I am a blood donor, as regularly as I can be (I sometimes am deferred due to low hematocrit). I am on the National Marrow Registry. I'm drawn to things like this; I can fully imagine myself as a surrogate for a mother who cannot bear children. I would hand over a kidney or part of my liver to a stranger in need without a second thought.
Am I a saint? Hardly. These things don't even feel like selfless acts to me, though I do/would do them freely. I have this burning need to give such as I am blessed with, to share the wealth that I have, the abundance, with those who do not have these things.
I'm not rich, though sometimes I think about how much fun it would be to have the money to be an anonymous philanthropist, investing in people who might not otherwise get to do certain things (whether it's afford a wedding gown or a heart transplant; perhaps paying for a poor but promising kid's education without them ever knowing who stepped in for them).
I don't have the space in my home or the income to adopt a child or children (I have three little ones of my own), but I could see myself doing that, too. There are so many things that I would absolutely love to do for people, that some part of me needs to do if I ever become able. For now, I do what I can; I have the fortune of my good health at the very least. And this, I can share.

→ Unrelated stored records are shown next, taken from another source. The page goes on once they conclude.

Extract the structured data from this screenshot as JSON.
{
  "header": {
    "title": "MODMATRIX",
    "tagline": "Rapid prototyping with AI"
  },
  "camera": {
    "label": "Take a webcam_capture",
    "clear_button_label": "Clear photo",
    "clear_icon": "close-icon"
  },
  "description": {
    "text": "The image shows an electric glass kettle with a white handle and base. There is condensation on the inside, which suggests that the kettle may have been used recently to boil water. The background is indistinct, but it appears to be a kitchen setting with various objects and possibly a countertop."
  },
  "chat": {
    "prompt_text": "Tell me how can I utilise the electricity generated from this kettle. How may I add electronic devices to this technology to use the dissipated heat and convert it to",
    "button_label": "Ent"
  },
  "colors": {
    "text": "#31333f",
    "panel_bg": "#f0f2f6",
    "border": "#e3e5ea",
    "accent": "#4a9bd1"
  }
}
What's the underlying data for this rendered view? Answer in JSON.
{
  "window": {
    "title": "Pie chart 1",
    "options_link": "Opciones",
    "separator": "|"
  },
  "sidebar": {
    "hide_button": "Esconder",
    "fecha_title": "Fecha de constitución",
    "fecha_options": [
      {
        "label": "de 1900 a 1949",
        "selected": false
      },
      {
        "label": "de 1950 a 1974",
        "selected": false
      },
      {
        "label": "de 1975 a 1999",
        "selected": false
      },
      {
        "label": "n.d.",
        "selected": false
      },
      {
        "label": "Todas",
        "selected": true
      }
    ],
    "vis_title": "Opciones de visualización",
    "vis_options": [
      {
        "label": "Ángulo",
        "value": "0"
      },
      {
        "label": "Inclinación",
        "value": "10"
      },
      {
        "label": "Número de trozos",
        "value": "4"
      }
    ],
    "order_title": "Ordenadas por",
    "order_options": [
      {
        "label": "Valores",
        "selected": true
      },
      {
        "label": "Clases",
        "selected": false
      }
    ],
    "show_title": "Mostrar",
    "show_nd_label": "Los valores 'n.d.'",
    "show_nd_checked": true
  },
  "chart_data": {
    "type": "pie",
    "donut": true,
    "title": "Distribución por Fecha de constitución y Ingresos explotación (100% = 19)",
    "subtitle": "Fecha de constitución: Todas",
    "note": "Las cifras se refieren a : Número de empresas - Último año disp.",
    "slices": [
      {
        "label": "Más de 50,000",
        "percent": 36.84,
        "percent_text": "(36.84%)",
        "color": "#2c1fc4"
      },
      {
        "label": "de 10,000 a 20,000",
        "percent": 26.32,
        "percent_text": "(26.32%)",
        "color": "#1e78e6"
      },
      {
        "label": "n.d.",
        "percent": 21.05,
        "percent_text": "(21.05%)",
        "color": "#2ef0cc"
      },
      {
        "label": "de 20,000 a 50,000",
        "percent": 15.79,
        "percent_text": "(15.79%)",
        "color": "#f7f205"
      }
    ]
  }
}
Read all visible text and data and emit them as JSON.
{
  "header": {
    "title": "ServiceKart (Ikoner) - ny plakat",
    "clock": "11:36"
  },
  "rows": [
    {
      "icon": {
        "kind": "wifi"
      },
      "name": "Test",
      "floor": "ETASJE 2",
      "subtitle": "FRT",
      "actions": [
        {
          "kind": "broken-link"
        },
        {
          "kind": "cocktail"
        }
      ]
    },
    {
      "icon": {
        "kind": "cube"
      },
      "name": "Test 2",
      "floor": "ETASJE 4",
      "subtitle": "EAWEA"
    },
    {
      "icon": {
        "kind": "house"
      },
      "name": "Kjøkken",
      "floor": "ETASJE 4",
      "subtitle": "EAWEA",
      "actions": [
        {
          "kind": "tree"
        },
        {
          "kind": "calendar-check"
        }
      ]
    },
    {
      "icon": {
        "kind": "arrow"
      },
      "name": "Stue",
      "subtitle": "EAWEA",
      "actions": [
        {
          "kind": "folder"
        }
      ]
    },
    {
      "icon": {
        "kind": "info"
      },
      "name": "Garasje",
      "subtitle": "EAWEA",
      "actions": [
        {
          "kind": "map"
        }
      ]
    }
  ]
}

Donating blood, that vital essence, is an intimate act of giving that touches at least for a moment, that ever-raging fire inside, yearning to give more. I take part of that which keeps me alive, and I offer the same vitality to another, who will never know my name or the gladness with which I gave. I have been on the receiving end as well, though my donations and desire started long before February 2009. And I wonder if the four people whose generosity kept me alive and granted me the ability to keep giving to others, felt as I do.
I have my own wants in life, to be sure. I'm not Gandhi or Mother Teresa; my life is not devoted to the masses in an overt way. While I would not call myself extremely materialistic, it's true that I love gadgets and crisp books and music on my iPod; I play games and am heavily engaged in the life I live day to day. I have frustrations and I screw things up just like everyone else on the planet.

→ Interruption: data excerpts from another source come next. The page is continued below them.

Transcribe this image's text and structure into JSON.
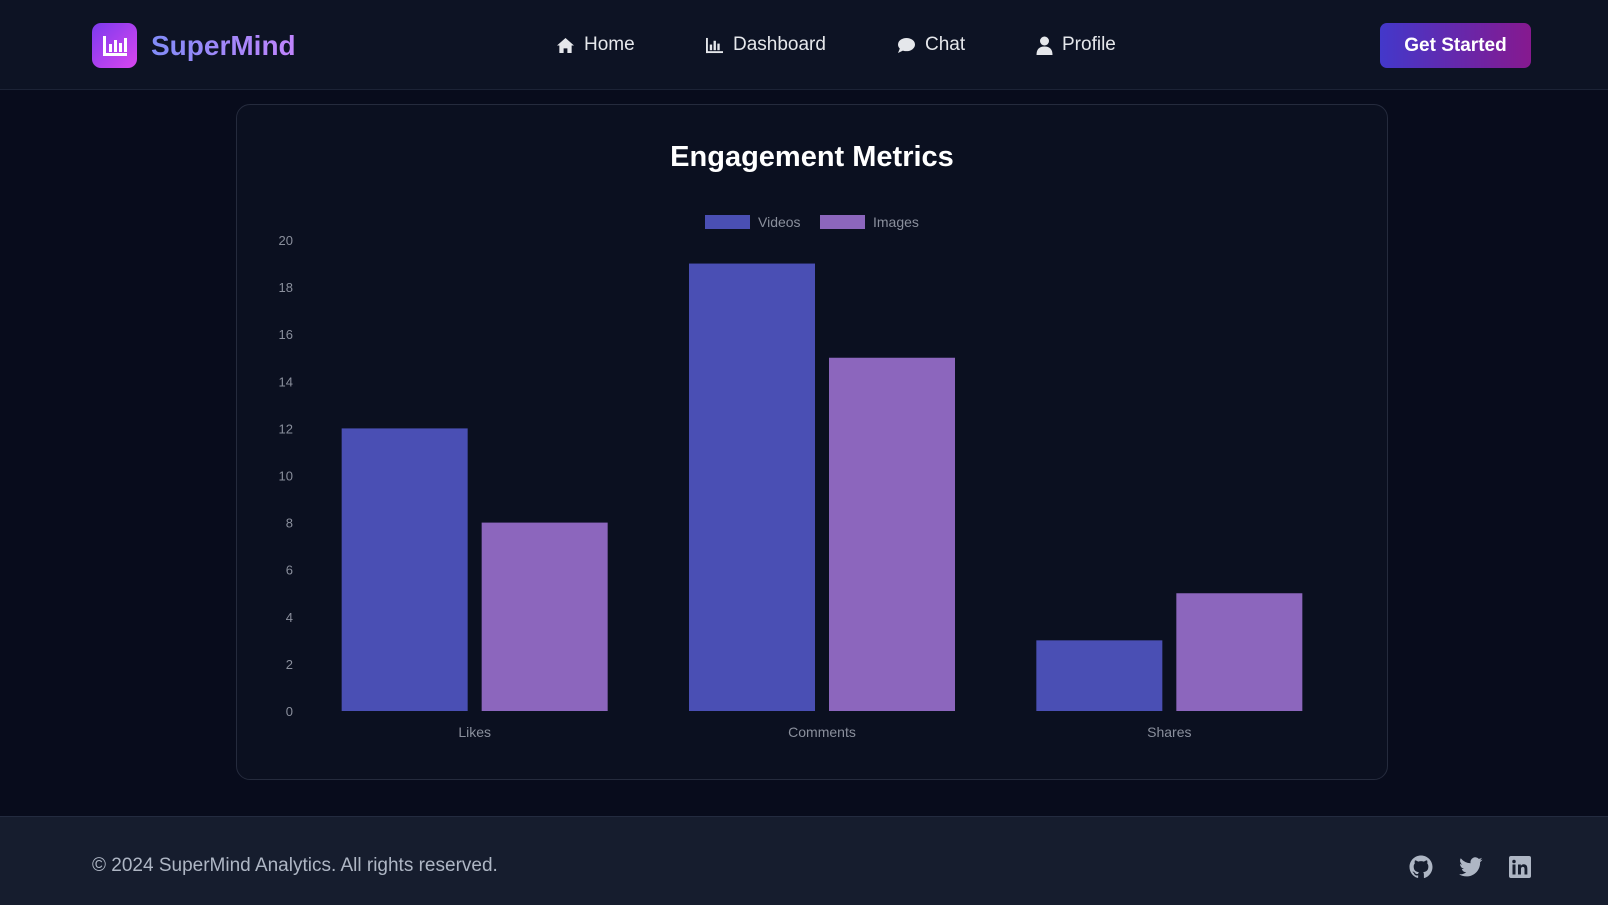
{
  "brand": {
    "name": "SuperMind",
    "icon": "bar-chart-icon"
  },
  "nav": [
    {
      "label": "Home",
      "icon": "home-icon"
    },
    {
      "label": "Dashboard",
      "icon": "chart-icon"
    },
    {
      "label": "Chat",
      "icon": "chat-bubble-icon"
    },
    {
      "label": "Profile",
      "icon": "user-icon"
    }
  ],
  "cta_label": "Get Started",
  "chart_data": {
    "type": "bar",
    "title": "Engagement Metrics",
    "categories": [
      "Likes",
      "Comments",
      "Shares"
    ],
    "series": [
      {
        "name": "Videos",
        "values": [
          12,
          19,
          3
        ],
        "color": "#4a4fb4"
      },
      {
        "name": "Images",
        "values": [
          8,
          15,
          5
        ],
        "color": "#8c66bd"
      }
    ],
    "ylim": [
      0,
      20
    ],
    "yticks": [
      0,
      2,
      4,
      6,
      8,
      10,
      12,
      14,
      16,
      18,
      20
    ],
    "xlabel": "",
    "ylabel": "",
    "grid": false,
    "legend_position": "top-center"
  },
  "footer": {
    "copyright": "© 2024 SuperMind Analytics. All rights reserved.",
    "social": [
      "github-icon",
      "twitter-icon",
      "linkedin-icon"
    ]
  }
}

But underneath it all, there is always this hyper-awareness of how interconnected we all are. Like so many hubs of one giant wheel, we all have these spokes connecting each of us to all others in our world. I wish to send healing and peace, light and hope from myself, to send it humming through and along the spokes from where I am, to any other life that crosses my path -- and to those who never do, to whom I am still connected and hold in my heart just the same.
I am boundless. I am one spirit in one body, but I am not alone and I will not live as though I can't affect the world. The world is already connected to me. And this, I think, is why it hurts so much -- I was trying, and failing, to explain the other day to a friend -- when I get deferred from giving blood, or when something I wish to do for someone in another way gets derailed, even temporarily:
I hate the thick pauses in what I do for others. It's like an unexpected silence halfway through your favorite song on the radio. You know the notes and words coming next, have them written upon your heart and on the tip of your tongue; every fiber of your being wishes to sing them out and to hear them surrounding you. The sudden absence of the melody, even if only for a few seconds, is disquieting. You feel not quite yourself until it resumes, and then you exhale the breath you didn't realize you were holding, and comfort returns. Any perceived spoke-stillness on my part bothers me to no end. I wish them to always vibrate with my offerings, to keep a steady flow of to-and-for-you going.
The first part, then, of who I am, is we. I am only one person, but I am a part of something much bigger than myself, and I feel and know this with every breath, and wish simply to brighten every spoke in the wheel in any way I can. It is this which compels me, this which drives me. This which strums my soul-strings and brightens me.